When a deploy or scale-down sends SIGTERM, abruptly exiting drops in-flight requests and corrupts connections. Stop accepting new work, drain active requests, close pools, then exit — with a timeout as a backstop.

const server = app.listen(config.port, () =>
  logger.info(`listening on ${config.port}`),
);

function shutdown(signal) {
  logger.info(`${signal} received, draining...`);
  server.close(async () => {
    await db.end();
    logger.info("clean shutdown complete");
    process.exit(0);
  });

  // Force-exit if drain hangs
  setTimeout(() => {
    logger.error("forced shutdown after timeout");
    process.exit(1);
  }, 10_000).unref();
}

process.on("SIGTERM", () => shutdown("SIGTERM"));
process.on("SIGINT", () => shutdown("SIGINT"));

Capture errors centrally

Uncaught exceptions and unhandled promise rejections will eventually crash the process; you want them reported before they do. Wire an error monitor (Sentry, OpenTelemetry) and treat a truly uncaught exception as fatal — log it, flush, and let the supervisor restart a clean process.

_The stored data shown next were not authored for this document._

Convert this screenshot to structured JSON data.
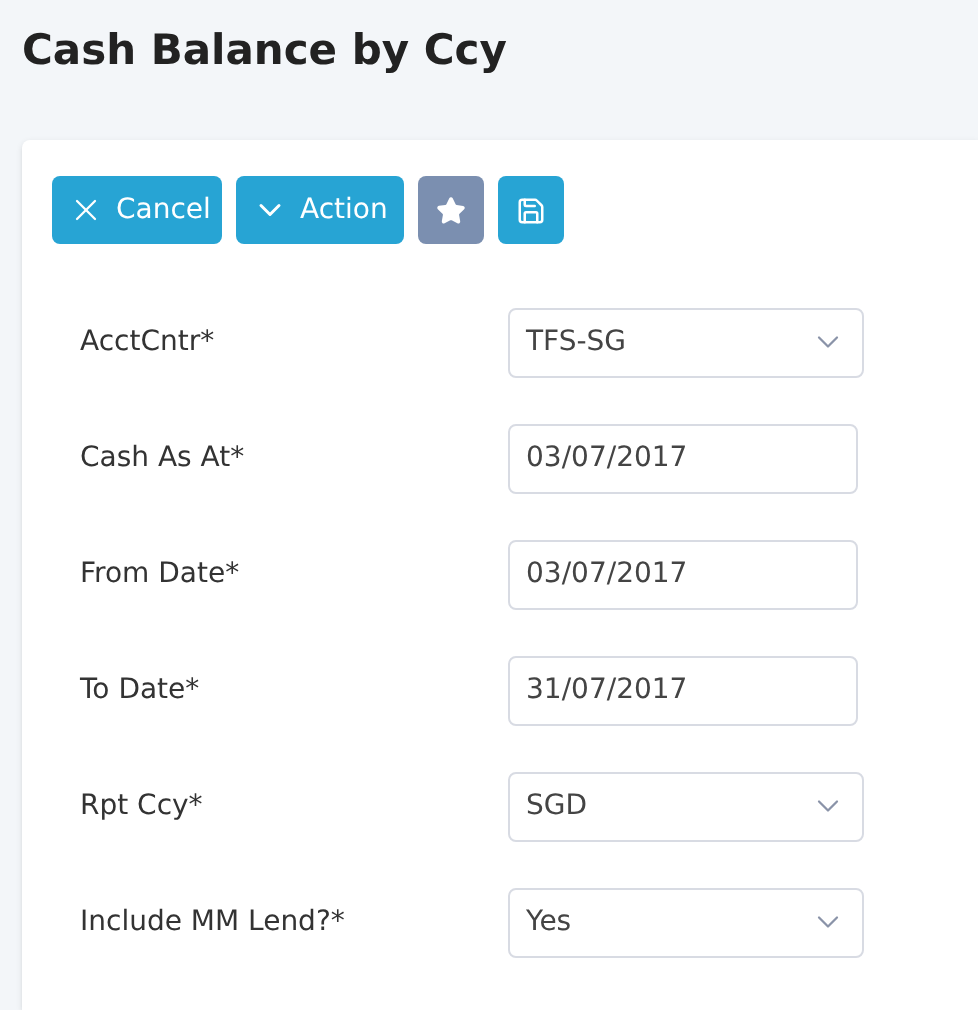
{
  "title": "Cash Balance by Ccy",
  "toolbar": [
    {
      "kind": "cancel",
      "label": "Cancel"
    },
    {
      "kind": "action",
      "label": "Action"
    },
    {
      "kind": "favorite"
    },
    {
      "kind": "save"
    }
  ],
  "fields": [
    {
      "label": "AcctCntr*",
      "kind": "select",
      "value": "TFS-SG"
    },
    {
      "label": "Cash As At*",
      "kind": "date",
      "value": "03/07/2017"
    },
    {
      "label": "From Date*",
      "kind": "date",
      "value": "03/07/2017"
    },
    {
      "label": "To Date*",
      "kind": "date",
      "value": "31/07/2017"
    },
    {
      "label": "Rpt Ccy*",
      "kind": "select",
      "value": "SGD"
    },
    {
      "label": "Include MM Lend?*",
      "kind": "select",
      "value": "Yes"
    }
  ]
}
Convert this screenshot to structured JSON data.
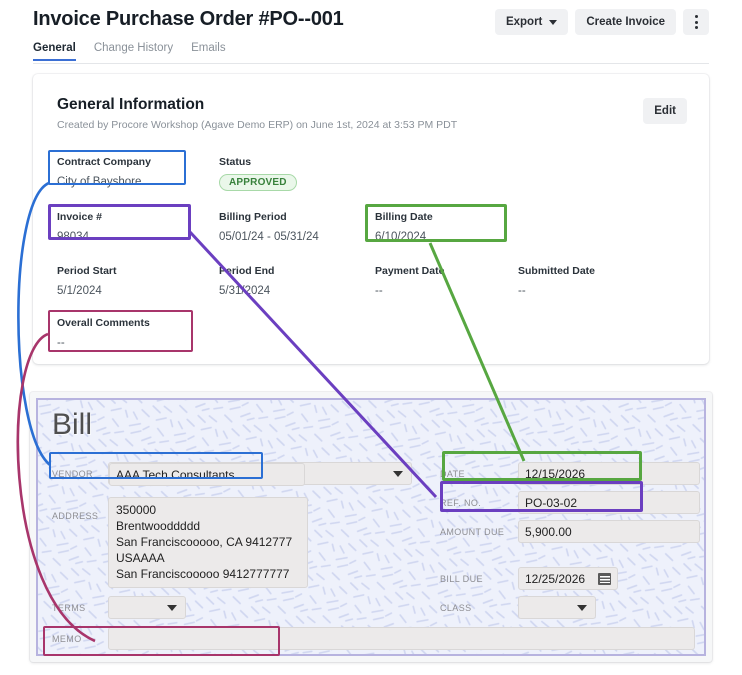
{
  "header": {
    "title": "Invoice Purchase Order #PO--001",
    "export_label": "Export",
    "create_invoice_label": "Create Invoice",
    "tabs": [
      {
        "label": "General",
        "active": true
      },
      {
        "label": "Change History",
        "active": false
      },
      {
        "label": "Emails",
        "active": false
      }
    ]
  },
  "general_information": {
    "title": "General Information",
    "subtitle": "Created by Procore Workshop (Agave Demo ERP) on June 1st, 2024 at 3:53 PM PDT",
    "edit_label": "Edit",
    "fields": {
      "contract_company": {
        "label": "Contract Company",
        "value": "City of Bayshore"
      },
      "status": {
        "label": "Status",
        "value": "APPROVED"
      },
      "invoice_number": {
        "label": "Invoice #",
        "value": "98034"
      },
      "billing_period": {
        "label": "Billing Period",
        "value": "05/01/24 - 05/31/24"
      },
      "billing_date": {
        "label": "Billing Date",
        "value": "6/10/2024"
      },
      "period_start": {
        "label": "Period Start",
        "value": "5/1/2024"
      },
      "period_end": {
        "label": "Period End",
        "value": "5/31/2024"
      },
      "payment_date": {
        "label": "Payment Date",
        "value": "--"
      },
      "submitted_date": {
        "label": "Submitted Date",
        "value": "--"
      },
      "overall_comments": {
        "label": "Overall Comments",
        "value": "--"
      }
    }
  },
  "bill": {
    "title": "Bill",
    "fields": {
      "vendor": {
        "label": "VENDOR",
        "value": "AAA Tech Consultants"
      },
      "address": {
        "label": "ADDRESS",
        "lines": [
          "350000",
          "Brentwooddddd",
          "San Franciscooooo, CA 9412777",
          "USAAAA",
          "San Franciscooooo 9412777777"
        ]
      },
      "terms": {
        "label": "TERMS",
        "value": ""
      },
      "memo": {
        "label": "MEMO",
        "value": ""
      },
      "date": {
        "label": "DATE",
        "value": "12/15/2026"
      },
      "ref_no": {
        "label": "REF. NO.",
        "value": "PO-03-02"
      },
      "amount_due": {
        "label": "AMOUNT DUE",
        "value": "5,900.00"
      },
      "bill_due": {
        "label": "BILL DUE",
        "value": "12/25/2026"
      },
      "class": {
        "label": "CLASS",
        "value": ""
      }
    }
  },
  "annotations": {
    "colors": {
      "blue": "#2b6fd4",
      "purple": "#6b3fc0",
      "green": "#57a741",
      "magenta": "#a8356b"
    },
    "links": [
      {
        "name": "contract-company-to-vendor",
        "color": "blue",
        "from": "contract_company",
        "to": "vendor"
      },
      {
        "name": "invoice-number-to-ref-no",
        "color": "purple",
        "from": "invoice_number",
        "to": "ref_no"
      },
      {
        "name": "billing-date-to-date",
        "color": "green",
        "from": "billing_date",
        "to": "date"
      },
      {
        "name": "overall-comments-to-memo",
        "color": "magenta",
        "from": "overall_comments",
        "to": "memo"
      }
    ]
  }
}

process.on("unhandledRejection", (reason) => {
  logger.error({ reason }, "unhandled rejection");
});

process.on("uncaughtException", (err) => {
  logger.fatal({ err }, "uncaught exception, exiting");
  process.exit(1); // restart with a known-good state
});

Strip development dependencies

Dev tooling (test runners, linters, bundlers) inflates image size and attack surface. Install only production dependencies in the final artifact and ensure your lockfile is committed for reproducible builds.

# Reproducible, production-only install
npm ci --omit=dev

# Audit before promoting
npm audit --omit=dev --audit-level=high

Best Practices

  • Set NODE_ENV=production in the runtime environment and validate required config at startup, failing fast on anything missing.
  • Run exactly one Node process per container and let the orchestrator handle restarts, scaling, and health probes.
  • Emit structured JSON logs to stdout with secrets redacted; never log tokens, passwords, or full request bodies.
  • Separate liveness from readiness so dependency hiccups don’t trigger needless restarts.
  • Handle SIGTERM/SIGINT to drain in-flight work, and back the drain with a hard timeout.
  • Report unhandled rejections and treat uncaught exceptions as fatal, restarting from a clean state.
  • Build artifacts with npm ci --omit=dev and run npm audit in CI to keep dependencies lean and patched.